Vertex and its collaborator Alios BioPharma recently released data from a viral kinetics study showing that VX-135 monotherapy demonstrated potent antiviral activity over 7 days and was generally well-tolerated. At that time Vertex said it plans to start a study of VX-135 plus ribavirin by the end of 2012 and VX-135 plus telaprevir in early 2013.
On November 1 Vertex announced a non-exclusive agreement with
Janssen to test VX-135, a uridine nucleotide analog prodrug, in combination with Janssen's investigational HCV protease inhibitor simeprevir (TMC435).
Data presented at the EASL International Liver Congress this past April showed that simeprevir -- now in Phase 3 studies -- produced impressive cure rates in combination with pegylated interferon/ribavirin for genotype 1 hepatitis C patients who did not respond to previous treatment.
The new Phase 2 proof-of-concept study, expected to begin in early 2013, will evaluate the safety, tolerability, and efficacy of all-oral regimens of VX-135 plus simeprevir, with or without ribavirin, for 12 weeks in previously untreated genotype 1 chronic hepatitis C patients without liver cirrhosis. As part of the collaboration, Janssen will conduct a drug-drug interaction study with VX-135 and simeprevir.
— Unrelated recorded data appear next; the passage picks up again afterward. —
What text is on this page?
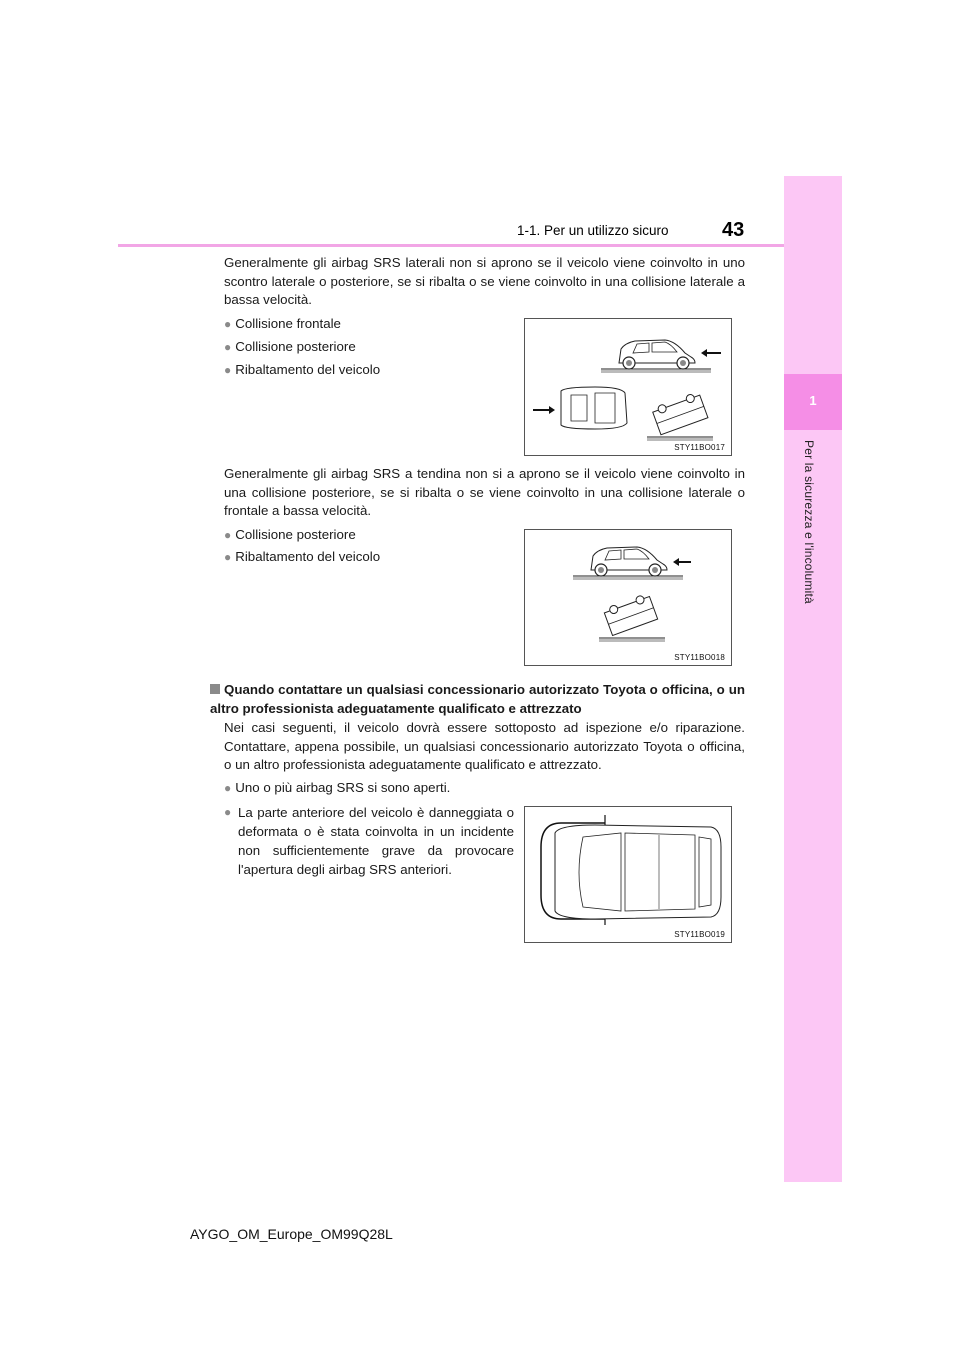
1-1. Per un utilizzo sicuro	43
1
Per la sicurezza e l'incolumità
Generalmente gli airbag SRS laterali non si aprono se il veicolo viene coinvolto in uno scontro laterale o posteriore, se si ribalta o se viene coinvolto in una collisione laterale a bassa velocità.
● Collisione frontale
● Collisione posteriore
● Ribaltamento del veicolo
STY11BO017
Generalmente gli airbag SRS a tendina non si a aprono se il veicolo viene coinvolto in una collisione posteriore, se si ribalta o se viene coinvolto in una collisione laterale o frontale a bassa velocità.
● Collisione posteriore
● Ribaltamento del veicolo
STY11BO018
Quando contattare un qualsiasi concessionario autorizzato Toyota o officina, o un altro professionista adeguatamente qualificato e attrezzato
Nei casi seguenti, il veicolo dovrà essere sottoposto ad ispezione e/o riparazione. Contattare, appena possibile, un qualsiasi concessionario autorizzato Toyota o officina, o un altro professionista adeguatamente qualificato e attrezzato.
● Uno o più airbag SRS si sono aperti.
● La parte anteriore del veicolo è danneggiata o deformata o è stata coinvolta in un incidente non sufficientemente grave da provocare l'apertura degli airbag SRS anteriori.
STY11BO019
AYGO_OM_Europe_OM99Q28L
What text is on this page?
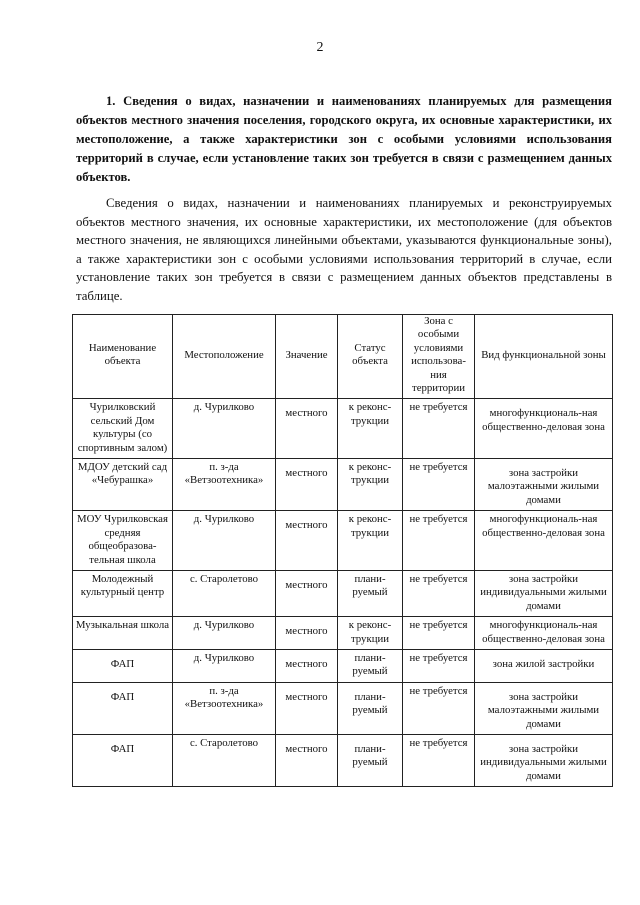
2

1. Сведения о видах, назначении и наименованиях планируемых для размещения объектов местного значения поселения, городского округа, их основные характеристики, их местоположение, а также характеристики зон с особыми условиями использования территорий в случае, если установление таких зон требуется в связи с размещением данных объектов.

Сведения о видах, назначении и наименованиях планируемых и реконструируемых объектов местного значения, их основные характеристики, их местоположение (для объектов местного значения, не являющихся линейными объектами, указываются функциональные зоны), а также характеристики зон с особыми условиями использования территорий в случае, если установление таких зон требуется в связи с размещением данных объектов представлены в таблице.

Наименование объекта	Местоположение	Значение	Статус объекта	Зона с особыми условиями использова-ния территории	Вид функциональной зоны
Чурилковский сельский Дом культуры (со спортивным залом)	д. Чурилково	местного	к реконс-трукции	не требуется	многофункциональ-ная общественно-деловая зона
МДОУ детский сад «Чебурашка»	п. з-да «Ветзоотехника»	местного	к реконс-трукции	не требуется	зона застройки малоэтажными жилыми домами
МОУ Чурилковская средняя общеобразова-тельная школа	д. Чурилково	местного	к реконс-трукции	не требуется	многофункциональ-ная общественно-деловая зона
Молодежный культурный центр	с. Старолетово	местного	плани-руемый	не требуется	зона застройки индивидуальными жилыми домами
Музыкальная школа	д. Чурилково	местного	к реконс-трукции	не требуется	многофункциональ-ная общественно-деловая зона
ФАП	д. Чурилково	местного	плани-руемый	не требуется	зона жилой застройки
ФАП	п. з-да «Ветзоотехника»	местного	плани-руемый	не требуется	зона застройки малоэтажными жилыми домами
ФАП	с. Старолетово	местного	плани-руемый	не требуется	зона застройки индивидуальными жилыми домами
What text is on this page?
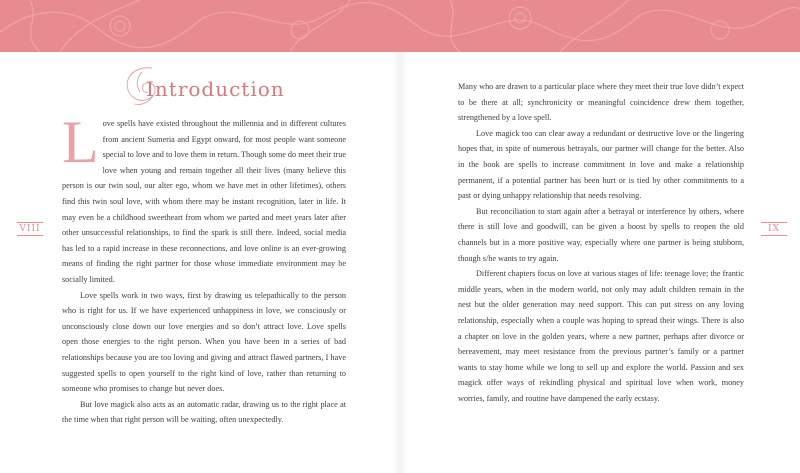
Introduction

Love spells have existed throughout the millennia and in different cultures from ancient Sumeria and Egypt onward, for most people want someone special to love and to love them in return. Though some do meet their true love when young and remain together all their lives (many believe this person is our twin soul, our alter ego, whom we have met in other lifetimes), others find this twin soul love, with whom there may be instant recognition, later in life. It may even be a childhood sweetheart from whom we parted and meet years later after other unsuccessful relationships, to find the spark is still there. Indeed, social media has led to a rapid increase in these reconnections, and love online is an ever-growing means of finding the right partner for those whose immediate environment may be socially limited.

Love spells work in two ways, first by drawing us telepathically to the person who is right for us. If we have experienced unhappiness in love, we consciously or unconsciously close down our love energies and so don’t attract love. Love spells open those energies to the right person. When you have been in a series of bad relationships because you are too loving and giving and attract flawed partners, I have suggested spells to open yourself to the right kind of love, rather than returning to someone who promises to change but never does.

But love magick also acts as an automatic radar, drawing us to the right place at the time when that right person will be waiting, often unexpectedly.

VIII

Many who are drawn to a particular place where they meet their true love didn’t expect to be there at all; synchronicity or meaningful coincidence drew them together, strengthened by a love spell.

Love magick too can clear away a redundant or destructive love or the lingering hopes that, in spite of numerous betrayals, our partner will change for the better. Also in the book are spells to increase commitment in love and make a relationship permanent, if a potential partner has been hurt or is tied by other commitments to a past or dying unhappy relationship that needs resolving.

But reconciliation to start again after a betrayal or interference by others, where there is still love and goodwill, can be given a boost by spells to reopen the old channels but in a more positive way, especially where one partner is being stubborn, though s/he wants to try again.

Different chapters focus on love at various stages of life: teenage love; the frantic middle years, when in the modern world, not only may adult children remain in the nest but the older generation may need support. This can put stress on any loving relationship, especially when a couple was hoping to spread their wings. There is also a chapter on love in the golden years, where a new partner, perhaps after divorce or bereavement, may meet resistance from the previous partner’s family or a partner wants to stay home while we long to sell up and explore the world. Passion and sex magick offer ways of rekindling physical and spiritual love when work, money worries, family, and routine have dampened the early ecstasy.

IX
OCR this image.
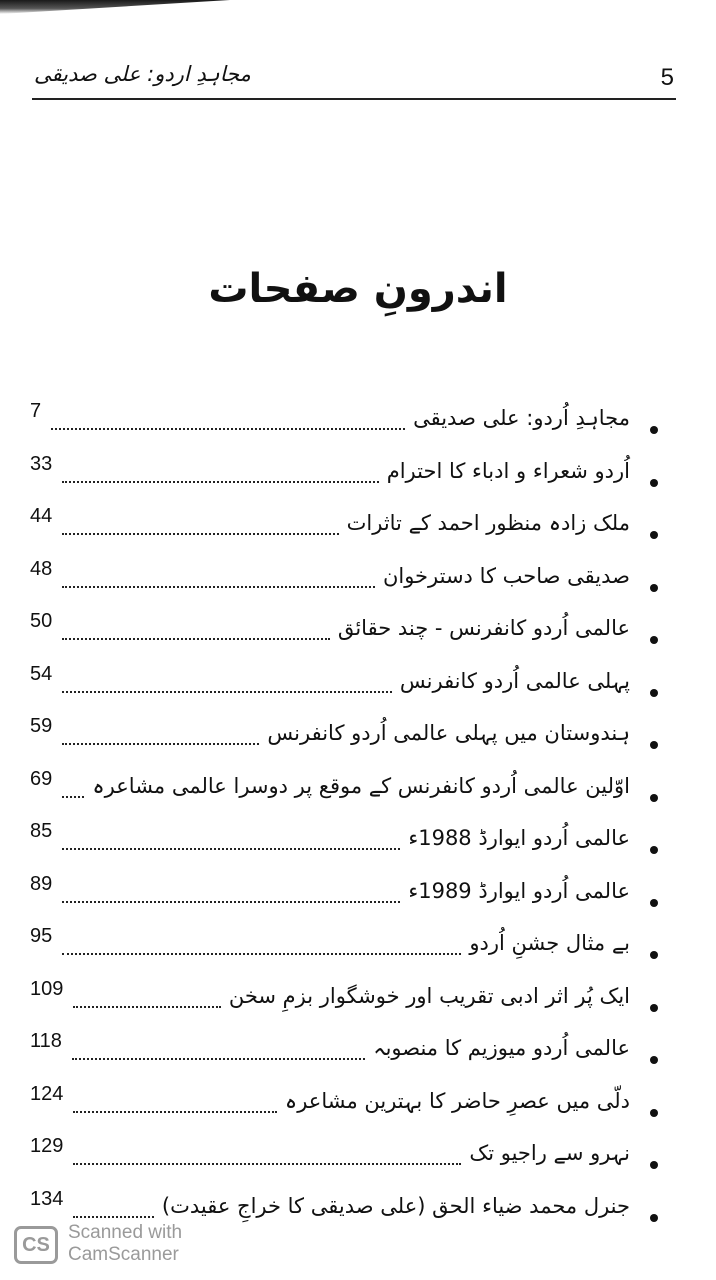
5
مجاہدِ اردو: علی صدیقی
اندرونِ صفحات
7	مجاہدِ اُردو: علی صدیقی
33	اُردو شعراء و ادباء کا احترام
44	ملک زادہ منظور احمد کے تاثرات
48	صدیقی صاحب کا دسترخوان
50	عالمی اُردو کانفرنس - چند حقائق
54	پہلی عالمی اُردو کانفرنس
59	ہندوستان میں پہلی عالمی اُردو کانفرنس
69 اوّلین عالمی اُردو کانفرنس کے موقع پر دوسرا عالمی مشاعرہ
85	عالمی اُردو ایوارڈ 1988ء
89	عالمی اُردو ایوارڈ 1989ء
95	بے مثال جشنِ اُردو
109	ایک پُر اثر ادبی تقریب اور خوشگوار بزمِ سخن
118	عالمی اُردو میوزیم کا منصوبہ
124	دلّی میں عصرِ حاضر کا بہترین مشاعرہ
129	نہرو سے راجیو تک
134	جنرل محمد ضیاء الحق (علی صدیقی کا خراجِ عقیدت)
CS
Scanned with
CamScanner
Vertex also announced that it will collaborate with GSK to test VX-135 in an interferon-free combination with the experimental NS5A inhibitor GSK2336805. This Phase 2 proof-of-concept study, also slated for early 2013, will look at the safety and efficacy of VX-135 plus GSK2336805, with or without ribavirin, for 12 weeks, again for treatment-naive, non-cirrhotic genotype 1 patients.
Vertex Pharmaceuticals. Vertex Announces Collaboration with Janssen To Initiate Phase 2 All-Oral Study of VX-135 and Simeprevir (TMC435) for the Treatment of Hepatitis C. Press release. November 1, 2012.
Vertex Pharmaceuticals. Vertex Enters Agreement with GlaxoSmithKline for Phase 2 All-Oral Study of VX-135 and GSK2336805 for the Treatment of Hepatitis C. Press release. November 1, 2012.